A man walks out in a wrinkled Phillies shirt, carrying a boom box from 1997.  He puts it down on the middle of the stage and hits the play button which clearly hasn’t been asked to function in quite some time.  Jarbled, intense instrumental classical music blares through as hard as it can as he speaks with tones and gesticulations bordering on lunacy.

MASSES OF THE INTERNET!  I bring you to the dawn of a new age.

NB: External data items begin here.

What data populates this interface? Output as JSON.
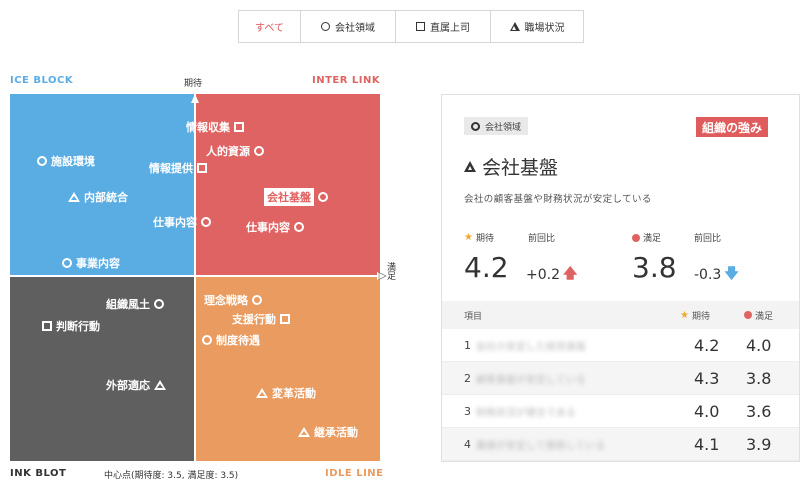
{
  "tabs": [
    {
      "label": "すべて",
      "icon": "none",
      "active": true
    },
    {
      "label": "会社領域",
      "icon": "circle-icon",
      "active": false
    },
    {
      "label": "直属上司",
      "icon": "square-icon",
      "active": false
    },
    {
      "label": "職場状況",
      "icon": "triangle-icon",
      "active": false
    }
  ],
  "matrix": {
    "corners": {
      "top_left": "ICE BLOCK",
      "top_right": "INTER LINK",
      "bottom_left": "INK BLOT",
      "bottom_right": "IDLE LINE"
    },
    "y_axis_label": "期待",
    "x_axis_label": "満足",
    "center_note": "中心点(期待度: 3.5, 満足度: 3.5)",
    "colors": {
      "top_left": "#5aade3",
      "top_right": "#e06363",
      "bottom_left": "#5f5f5f",
      "bottom_right": "#ea9b5f"
    },
    "markers": {
      "m01": "情報収集",
      "m02": "人的資源",
      "m03": "情報提供",
      "m04": "会社基盤",
      "m05": "仕事内容",
      "m06": "仕事内容",
      "m07": "施設環境",
      "m08": "内部統合",
      "m09": "事業内容",
      "m10": "組織風土",
      "m11": "判断行動",
      "m12": "外部適応",
      "m13": "理念戦略",
      "m14": "支援行動",
      "m15": "制度待遇",
      "m16": "変革活動",
      "m17": "継承活動"
    }
  },
  "detail": {
    "category_chip": "会社領域",
    "badge": "組織の強み",
    "title": "会社基盤",
    "description": "会社の顧客基盤や財務状況が安定している",
    "expectation_label": "期待",
    "satisfaction_label": "満足",
    "prev_label": "前回比",
    "expectation_value": "4.2",
    "expectation_delta": "+0.2",
    "satisfaction_value": "3.8",
    "satisfaction_delta": "-0.3",
    "accent_colors": {
      "up": "#e06363",
      "down": "#5aade3",
      "star": "#f0a830"
    },
    "table": {
      "headers": {
        "item": "項目",
        "expectation": "期待",
        "satisfaction": "満足"
      },
      "rows": [
        {
          "no": "1",
          "name": "会社の安定した経営基盤",
          "exp": "4.2",
          "sat": "4.0"
        },
        {
          "no": "2",
          "name": "顧客基盤が安定している",
          "exp": "4.3",
          "sat": "3.8"
        },
        {
          "no": "3",
          "name": "財務状況が健全である",
          "exp": "4.0",
          "sat": "3.6"
        },
        {
          "no": "4",
          "name": "業績が安定して推移している",
          "exp": "4.1",
          "sat": "3.9"
        }
      ]
    }
  }
}
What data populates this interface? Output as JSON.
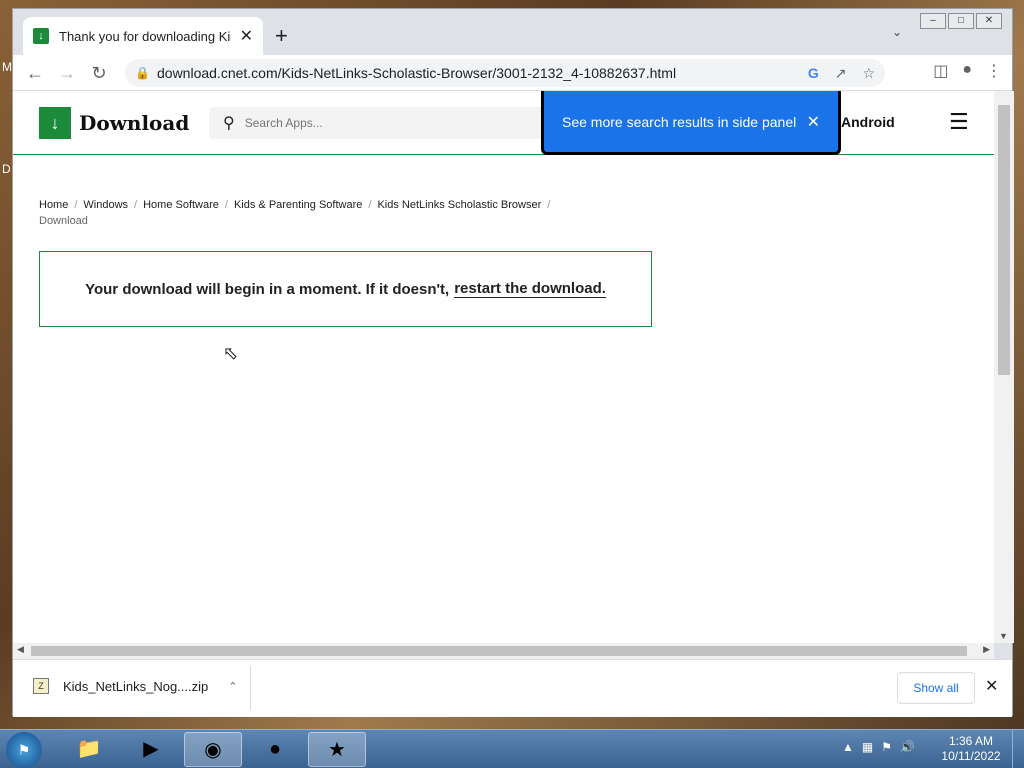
{
  "browser": {
    "tab_title": "Thank you for downloading Kids",
    "url": "download.cnet.com/Kids-NetLinks-Scholastic-Browser/3001-2132_4-10882637.html"
  },
  "site": {
    "logo_text": "Download",
    "search_placeholder": "Search Apps...",
    "android_label": "Android"
  },
  "popup": {
    "text": "See more search results in side panel"
  },
  "breadcrumb": {
    "items": [
      "Home",
      "Windows",
      "Home Software",
      "Kids & Parenting Software",
      "Kids NetLinks Scholastic Browser",
      "Download"
    ]
  },
  "download_box": {
    "message": "Your download will begin in a moment. If it doesn't,",
    "link": "restart the download."
  },
  "download_bar": {
    "filename": "Kids_NetLinks_Nog....zip",
    "show_all": "Show all"
  },
  "taskbar": {
    "time": "1:36 AM",
    "date": "10/11/2022"
  },
  "desktop": {
    "left_glyph_1": "M",
    "left_glyph_2": "D"
  },
  "colors": {
    "brand_green": "#1b8a3a",
    "popup_blue": "#1a73e8"
  }
}
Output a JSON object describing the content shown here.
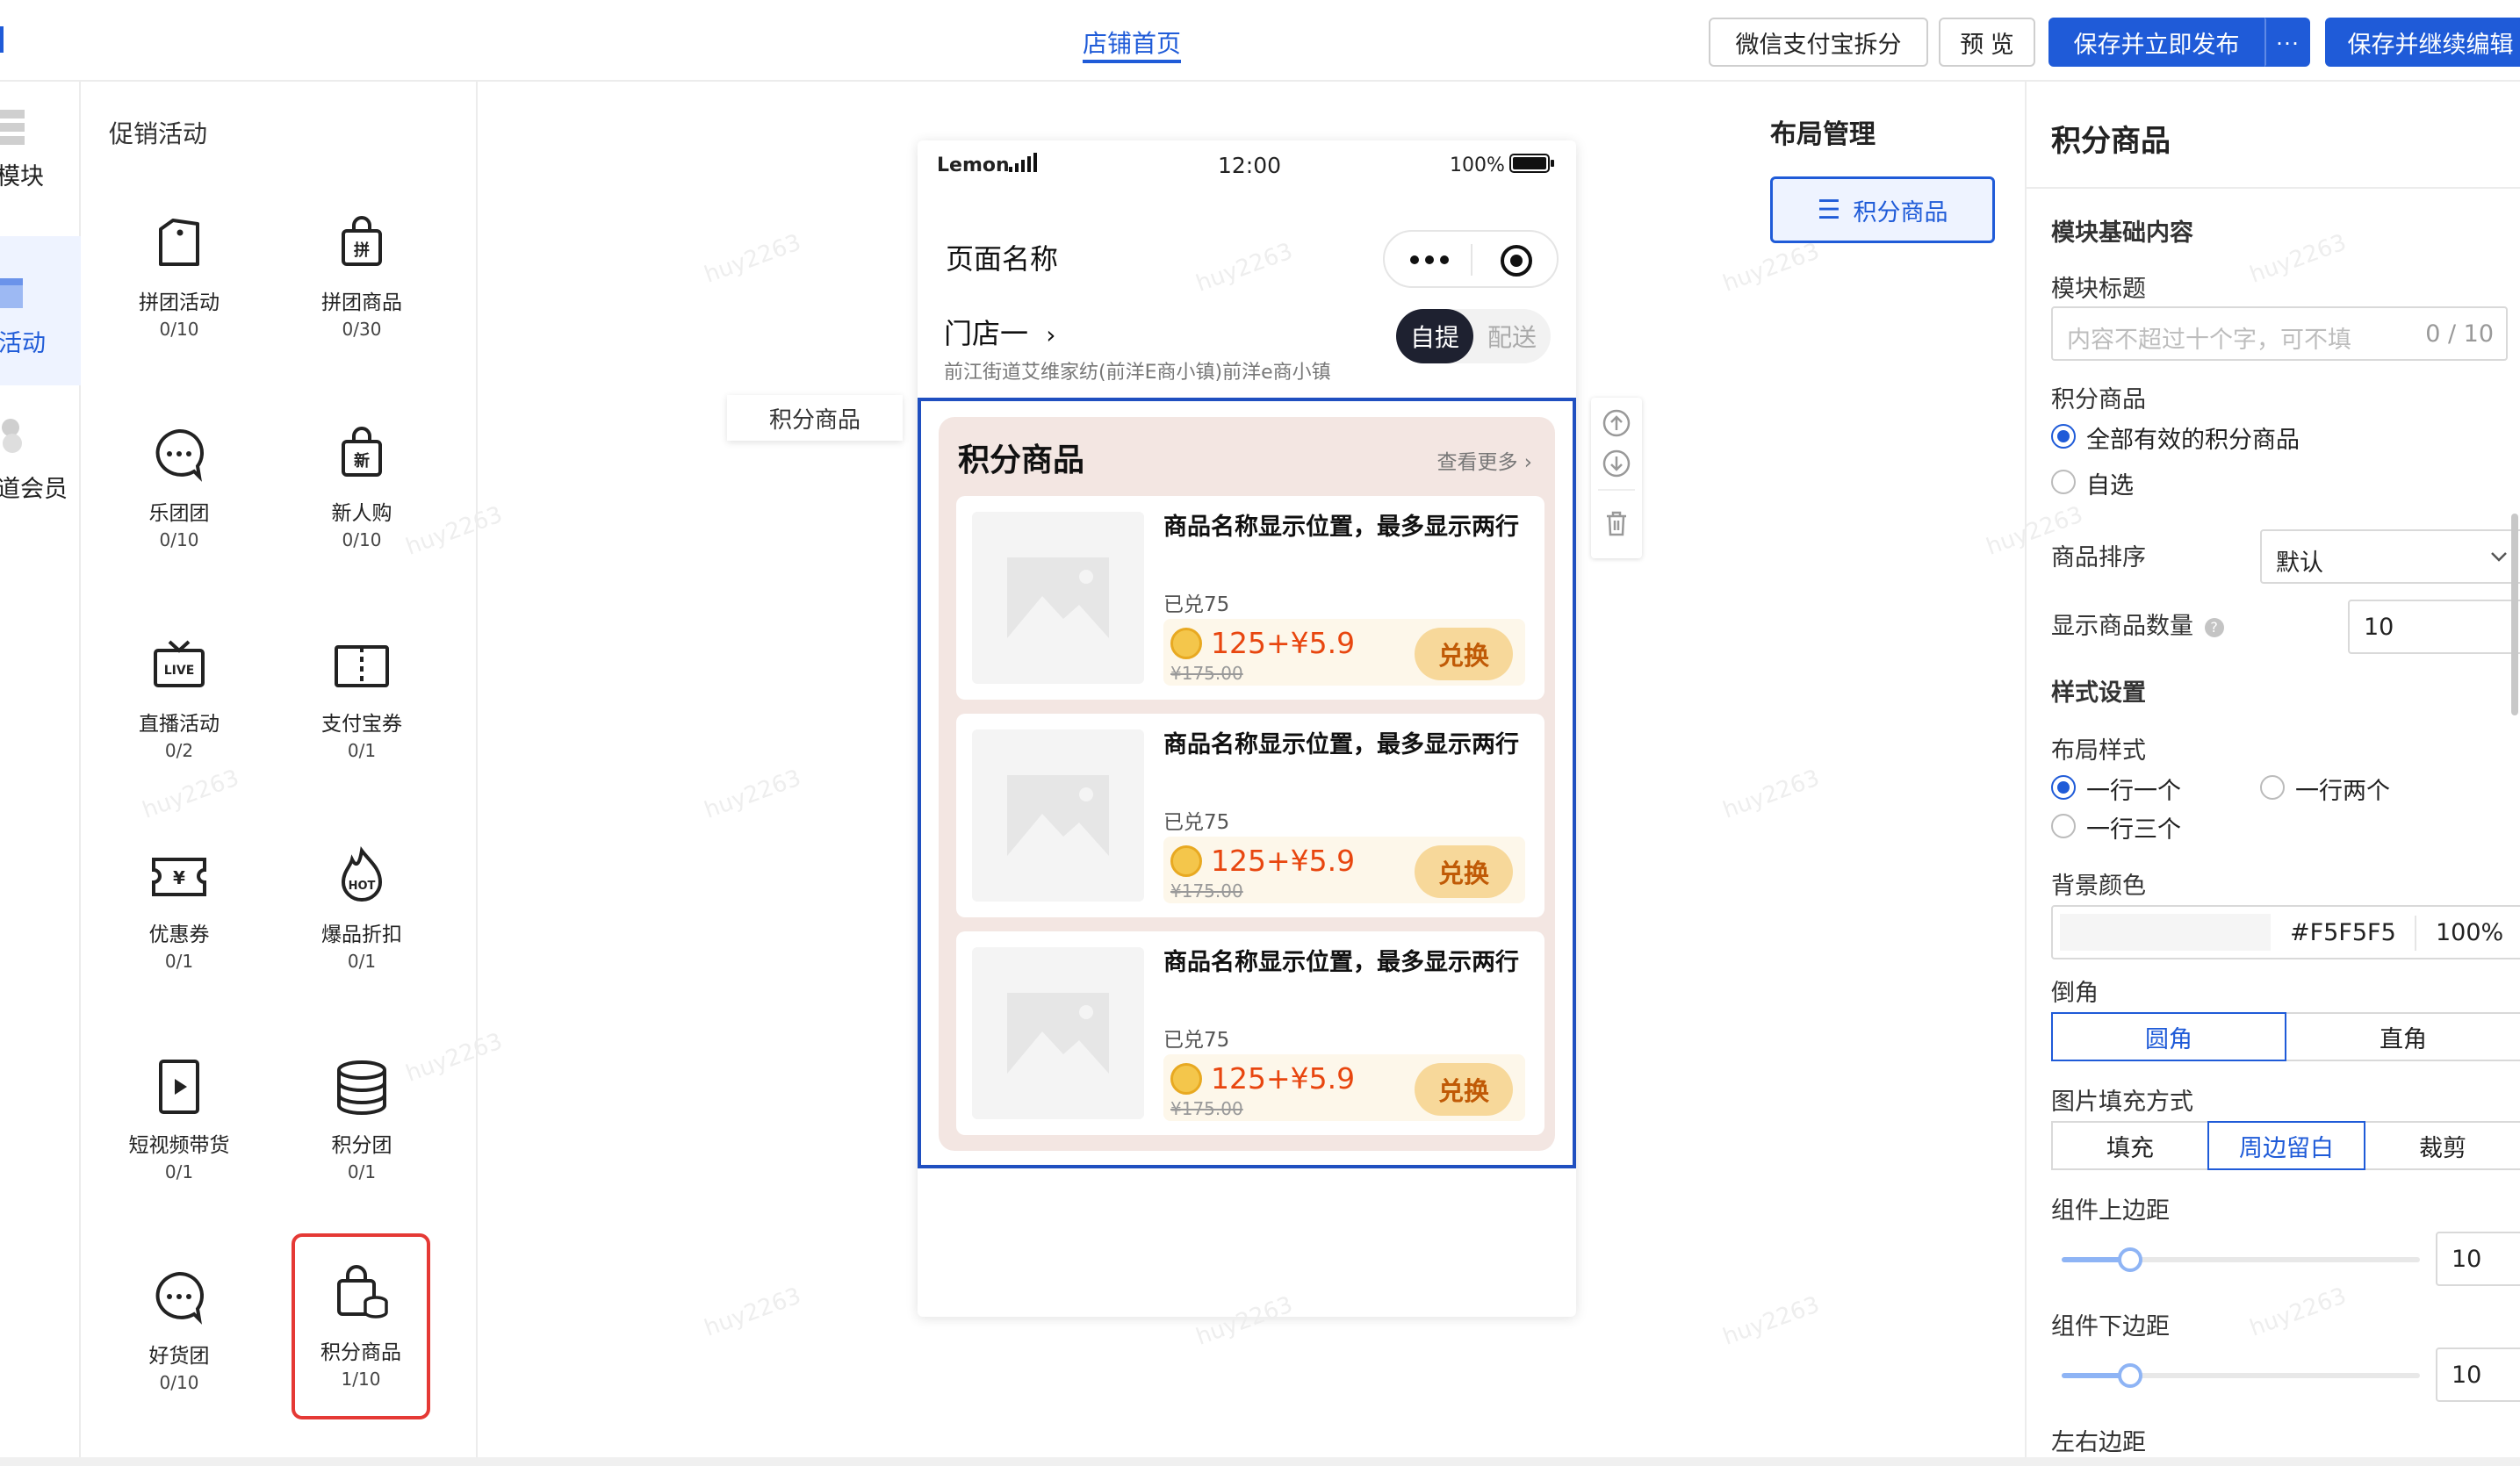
{
  "header": {
    "tab_home": "店铺首页",
    "btn_split": "微信支付宝拆分",
    "btn_preview": "预 览",
    "btn_publish": "保存并立即发布",
    "btn_more": "···",
    "btn_save_continue": "保存并继续编辑"
  },
  "nav": {
    "items": [
      {
        "label": "模块",
        "icon": "blocks-icon"
      },
      {
        "label": "活动",
        "icon": "gift-icon",
        "active": true
      },
      {
        "label": "道会员",
        "icon": "member-icon"
      }
    ]
  },
  "components": {
    "title": "促销活动",
    "items": [
      {
        "name": "拼团活动",
        "count": "0/10",
        "icon": "group-tag-icon"
      },
      {
        "name": "拼团商品",
        "count": "0/30",
        "icon": "group-bag-icon"
      },
      {
        "name": "乐团团",
        "count": "0/10",
        "icon": "chat-group-icon"
      },
      {
        "name": "新人购",
        "count": "0/10",
        "icon": "new-bag-icon"
      },
      {
        "name": "直播活动",
        "count": "0/2",
        "icon": "live-tv-icon"
      },
      {
        "name": "支付宝券",
        "count": "0/1",
        "icon": "ticket-book-icon"
      },
      {
        "name": "优惠券",
        "count": "0/1",
        "icon": "coupon-icon"
      },
      {
        "name": "爆品折扣",
        "count": "0/1",
        "icon": "hot-fire-icon"
      },
      {
        "name": "短视频带货",
        "count": "0/1",
        "icon": "video-icon"
      },
      {
        "name": "积分团",
        "count": "0/1",
        "icon": "coin-stack-icon"
      },
      {
        "name": "好货团",
        "count": "0/10",
        "icon": "chat-group-icon"
      },
      {
        "name": "积分商品",
        "count": "1/10",
        "icon": "points-bag-icon",
        "selected": true
      }
    ]
  },
  "canvas": {
    "floating_label": "积分商品",
    "status": {
      "carrier": "Lemon",
      "time": "12:00",
      "battery": "100%"
    },
    "page_title": "页面名称",
    "store_name": "门店一",
    "store_addr": "前江街道艾维家纺(前洋E商小镇)前洋e商小镇",
    "pickup_on": "自提",
    "pickup_off": "配送",
    "module": {
      "title": "积分商品",
      "more": "查看更多 ›",
      "cards": [
        {
          "title": "商品名称显示位置，最多显示两行",
          "sold": "已兑75",
          "price": "125+¥5.9",
          "orig_price": "¥175.00",
          "action": "兑换"
        },
        {
          "title": "商品名称显示位置，最多显示两行",
          "sold": "已兑75",
          "price": "125+¥5.9",
          "orig_price": "¥175.00",
          "action": "兑换"
        },
        {
          "title": "商品名称显示位置，最多显示两行",
          "sold": "已兑75",
          "price": "125+¥5.9",
          "orig_price": "¥175.00",
          "action": "兑换"
        }
      ]
    }
  },
  "layout_mgr": {
    "title": "布局管理",
    "item": "积分商品"
  },
  "settings": {
    "title": "积分商品",
    "section_basic": "模块基础内容",
    "module_title_label": "模块标题",
    "module_title_placeholder": "内容不超过十个字，可不填",
    "module_title_counter": "0 / 10",
    "goods_label": "积分商品",
    "goods_opt_all": "全部有效的积分商品",
    "goods_opt_custom": "自选",
    "sort_label": "商品排序",
    "sort_value": "默认",
    "count_label": "显示商品数量",
    "count_value": "10",
    "section_style": "样式设置",
    "layout_label": "布局样式",
    "layout_opt1": "一行一个",
    "layout_opt2": "一行两个",
    "layout_opt3": "一行三个",
    "bg_label": "背景颜色",
    "bg_hex": "#F5F5F5",
    "bg_opacity": "100%",
    "bg_color": "#F5F5F5",
    "corner_label": "倒角",
    "corner_round": "圆角",
    "corner_square": "直角",
    "fill_label": "图片填充方式",
    "fill_opt1": "填充",
    "fill_opt2": "周边留白",
    "fill_opt3": "裁剪",
    "top_margin_label": "组件上边距",
    "top_margin_value": "10",
    "bottom_margin_label": "组件下边距",
    "bottom_margin_value": "10",
    "side_margin_label": "左右边距"
  },
  "watermark": "huy2263",
  "colors": {
    "accent": "#1f5bd8",
    "selection_red": "#e53935",
    "price_red": "#e8460f"
  }
}
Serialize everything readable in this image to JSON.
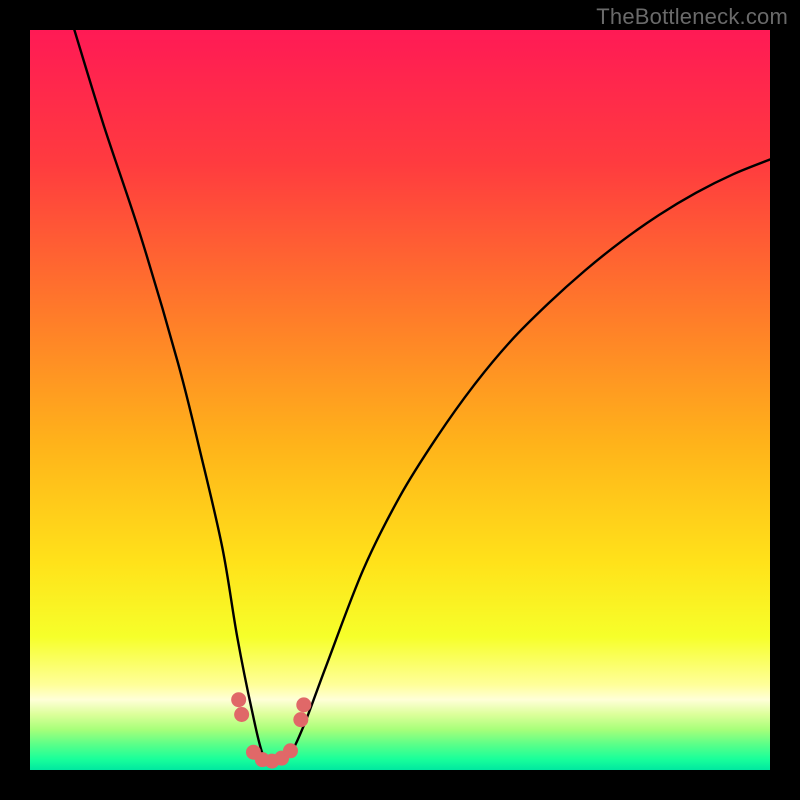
{
  "watermark": "TheBottleneck.com",
  "gradient_stops": [
    {
      "offset": 0.0,
      "color": "#ff1a55"
    },
    {
      "offset": 0.18,
      "color": "#ff3b3f"
    },
    {
      "offset": 0.38,
      "color": "#ff7a2a"
    },
    {
      "offset": 0.56,
      "color": "#ffb31a"
    },
    {
      "offset": 0.72,
      "color": "#ffe21a"
    },
    {
      "offset": 0.82,
      "color": "#f6ff2a"
    },
    {
      "offset": 0.885,
      "color": "#ffff9a"
    },
    {
      "offset": 0.905,
      "color": "#ffffd8"
    },
    {
      "offset": 0.925,
      "color": "#dcff9a"
    },
    {
      "offset": 0.945,
      "color": "#a8ff7a"
    },
    {
      "offset": 0.965,
      "color": "#5cff88"
    },
    {
      "offset": 0.985,
      "color": "#1aff9a"
    },
    {
      "offset": 1.0,
      "color": "#00e8a0"
    }
  ],
  "marker_color": "#e06868",
  "chart_data": {
    "type": "line",
    "title": "",
    "xlabel": "",
    "ylabel": "",
    "xlim": [
      0,
      100
    ],
    "ylim": [
      0,
      100
    ],
    "series": [
      {
        "name": "bottleneck-curve",
        "x": [
          6,
          10,
          15,
          20,
          23,
          26,
          28,
          30,
          31.5,
          33,
          35,
          37,
          40,
          45,
          50,
          55,
          60,
          65,
          70,
          75,
          80,
          85,
          90,
          95,
          100
        ],
        "y": [
          100,
          87,
          72,
          55,
          43,
          30,
          18,
          8,
          2,
          1,
          2,
          6,
          14,
          27,
          37,
          45,
          52,
          58,
          63,
          67.5,
          71.5,
          75,
          78,
          80.5,
          82.5
        ]
      }
    ],
    "markers": {
      "name": "highlight-points",
      "x": [
        28.2,
        28.6,
        30.2,
        31.4,
        32.7,
        34.0,
        35.2,
        36.6,
        37.0
      ],
      "y": [
        9.5,
        7.5,
        2.4,
        1.4,
        1.2,
        1.6,
        2.6,
        6.8,
        8.8
      ]
    }
  }
}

How oft do you consumers find yourselves gazing at the night sky, or into the eyes of a lover, yet tragically detached from the moment?  How many of you find life’s greatest questions gnawing at your subconscious and watering down the emotional highs of your existence?  Who out there hearing this voice are torn from the fabrics of every day life by an ulcer of incompletion, buried deep within the bowels of your soul?

Regret your world no more.  For the ultimate questions; those that hold the very fate of our species in their hypothetical grasp, will be appearing on these very pages within the coming February.

Contrary to news headlines everywhere, there are more players in the NL East than the Philadelphia Phillies starting rotation.  We’re going to be recognizing that regrettable notion all February long on FanSided, with the introduction of All-Division lineups, rotations, setup men, and closers.

Very soon, this place will be entertained by ballots from myself, Rising Apple, Marlin Maniac, Teddy Never Wins, and Tomahawk Take.  Together, we’ll combine/have problems with each other’s ideas of who is the leader at each position.  And it doesn’t stop here.  All throughout the FanSided Network, blogs will be gleefully handing over the divisional information and opinions once thought to manifest nowhere but senile fantasies.

Your division’s best players, in your face, on this site.

Think of all your favorite NL East stars:  Roy Halladay.  Chase Utley.  Ryan Howard.  Cliff Lee.  Dom Brown.  Roy Oswalt.  Jimmy Rollins.  The Phanatic.  Cole Hamels.  Ben Francisco.  Ross Gload.  Rich Dubee.

The cassette tape playing the classical orchestra music gives out, and the man in the Phillies shirt looks at the boom box, kicks it a few times, then runs out of the theater wordlessly.